Buxton flew around second base, taking a peek at Orioles center fielder Adam Jones making his way toward the ball, and kept right on going. As Jones tossed the ball into second base, Buxton never hesitated and kept churning toward home. Despite a bit of a stumble around third base, he slid in safely without much threat from Jonathan Schoop's throw to the plate.
So when did Twins manager Paul Molitor know Buxton would score?
"Once [Dozier's hit] got past the shortstop's glove," he said.
Buxton's sprint speed of 30.6 ft/sec on the play was above his impressive season average, and Statcast™ measured his time to home at 9.47 seconds. That's a fast time in its own right, but it's especially fast considering Buxton had a conservative secondary lead -- at the point of the pitcher's release -- of 12.82 feet.
Since Statcast™ was introduced for the 2015 season, no runner at first base with a secondary lead that short had completed the trip from first to home that quickly. Of the 18 players this season who had recorded a faster first-to-home time from first base, each had at least a 17-foot secondary lead, and 12 had at least a 20-foot head start.

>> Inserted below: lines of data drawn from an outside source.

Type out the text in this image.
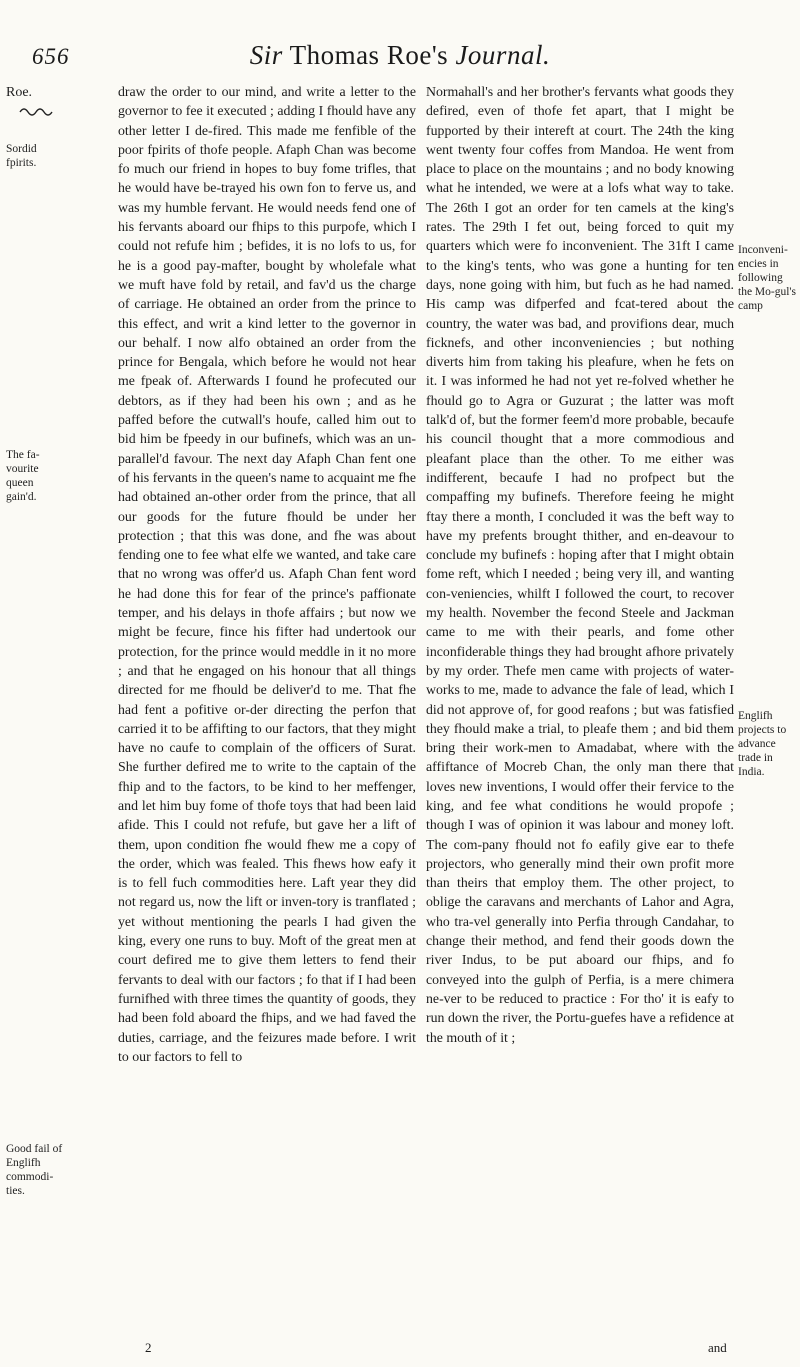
656	Sir Thomas Roe's Journal.
Roe.
Sordid fpirits.
The fa-vourite queen gain'd.
Good fail of Englifh commodi-ties.
Inconveni-encies in following the Mo-gul's camp
Englifh projects to advance trade in India.

draw the order to our mind, and write a letter to the governor to fee it executed ; adding I fhould have any other letter I de-fired. This made me fenfible of the poor fpirits of thofe people. Afaph Chan was become fo much our friend in hopes to buy fome trifles, that he would have be-trayed his own fon to ferve us, and was my humble fervant. He would needs fend one of his fervants aboard our fhips to this purpofe, which I could not refufe him ; befides, it is no lofs to us, for he is a good pay-mafter, bought by wholefale what we muft have fold by retail, and fav'd us the charge of carriage. He obtained an order from the prince to this effect, and writ a kind letter to the governor in our behalf. I now alfo obtained an order from the prince for Bengala, which before he would not hear me fpeak of. Afterwards I found he profecuted our debtors, as if they had been his own ; and as he paffed before the cutwall's houfe, called him out to bid him be fpeedy in our bufinefs, which was an un-parallel'd favour. The next day Afaph Chan fent one of his fervants in the queen's name to acquaint me fhe had obtained an-other order from the prince, that all our goods for the future fhould be under her protection ; that this was done, and fhe was about fending one to fee what elfe we wanted, and take care that no wrong was offer'd us. Afaph Chan fent word he had done this for fear of the prince's paffionate temper, and his delays in thofe affairs ; but now we might be fecure, fince his fifter had undertook our protection, for the prince would meddle in it no more ; and that he engaged on his honour that all things directed for me fhould be deliver'd to me. That fhe had fent a pofitive or-der directing the perfon that carried it to be affifting to our factors, that they might have no caufe to complain of the officers of Surat. She further defired me to write to the captain of the fhip and to the factors, to be kind to her meffenger, and let him buy fome of thofe toys that had been laid afide. This I could not refufe, but gave her a lift of them, upon condition fhe would fhew me a copy of the order, which was fealed. This fhews how eafy it is to fell fuch commodities here. Laft year they did not regard us, now the lift or inven-tory is tranflated ; yet without mentioning the pearls I had given the king, every one runs to buy. Moft of the great men at court defired me to give them letters to fend their fervants to deal with our factors ; fo that if I had been furnifhed with three times the quantity of goods, they had been fold aboard the fhips, and we had faved the duties, carriage, and the feizures made before. I writ to our factors to fell to

Normahall's and her brother's fervants what goods they defired, even of thofe fet apart, that I might be fupported by their intereft at court. The 24th the king went twenty four coffes from Mandoa. He went from place to place on the mountains ; and no body knowing what he intended, we were at a lofs what way to take. The 26th I got an order for ten camels at the king's rates. The 29th I fet out, being forced to quit my quarters which were fo inconvenient. The 31ft I came to the king's tents, who was gone a hunting for ten days, none going with him, but fuch as he had named. His camp was difperfed and fcat-tered about the country, the water was bad, and provifions dear, much ficknefs, and other inconveniencies ; but nothing diverts him from taking his pleafure, when he fets on it. I was informed he had not yet re-folved whether he fhould go to Agra or Guzurat ; the latter was moft talk'd of, but the former feem'd more probable, becaufe his council thought that a more commodious and pleafant place than the other. To me either was indifferent, becaufe I had no profpect but the compaffing my bufinefs. Therefore feeing he might ftay there a month, I concluded it was the beft way to have my prefents brought thither, and en-deavour to conclude my bufinefs : hoping after that I might obtain fome reft, which I needed ; being very ill, and wanting con-veniencies, whilft I followed the court, to recover my health. November the fecond Steele and Jackman came to me with their pearls, and fome other inconfiderable things they had brought afhore privately by my order. Thefe men came with projects of water-works to me, made to advance the fale of lead, which I did not approve of, for good reafons ; but was fatisfied they fhould make a trial, to pleafe them ; and bid them bring their work-men to Amadabat, where with the affiftance of Mocreb Chan, the only man there that loves new inventions, I would offer their fervice to the king, and fee what conditions he would propofe ; though I was of opinion it was labour and money loft. The com-pany fhould not fo eafily give ear to thefe projectors, who generally mind their own profit more than theirs that employ them. The other project, to oblige the caravans and merchants of Lahor and Agra, who tra-vel generally into Perfia through Candahar, to change their method, and fend their goods down the river Indus, to be put aboard our fhips, and fo conveyed into the gulph of Perfia, is a mere chimera ne-ver to be reduced to practice : For tho' it is eafy to run down the river, the Portu-guefes have a refidence at the mouth of it ;

2	and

In other words, add another speedy accomplishment to the list for Buxton, who set a still-standing Statcast™ record by circling the bases in 14.05 seconds on an inside-the-park homer against the White Sox in Chicago on Oct. 2, 2016.
"We had the right guy running on that play," Molitor said of Buxton's latest feat. "You don't see that very often. … But you look for the opportunity, that's the key."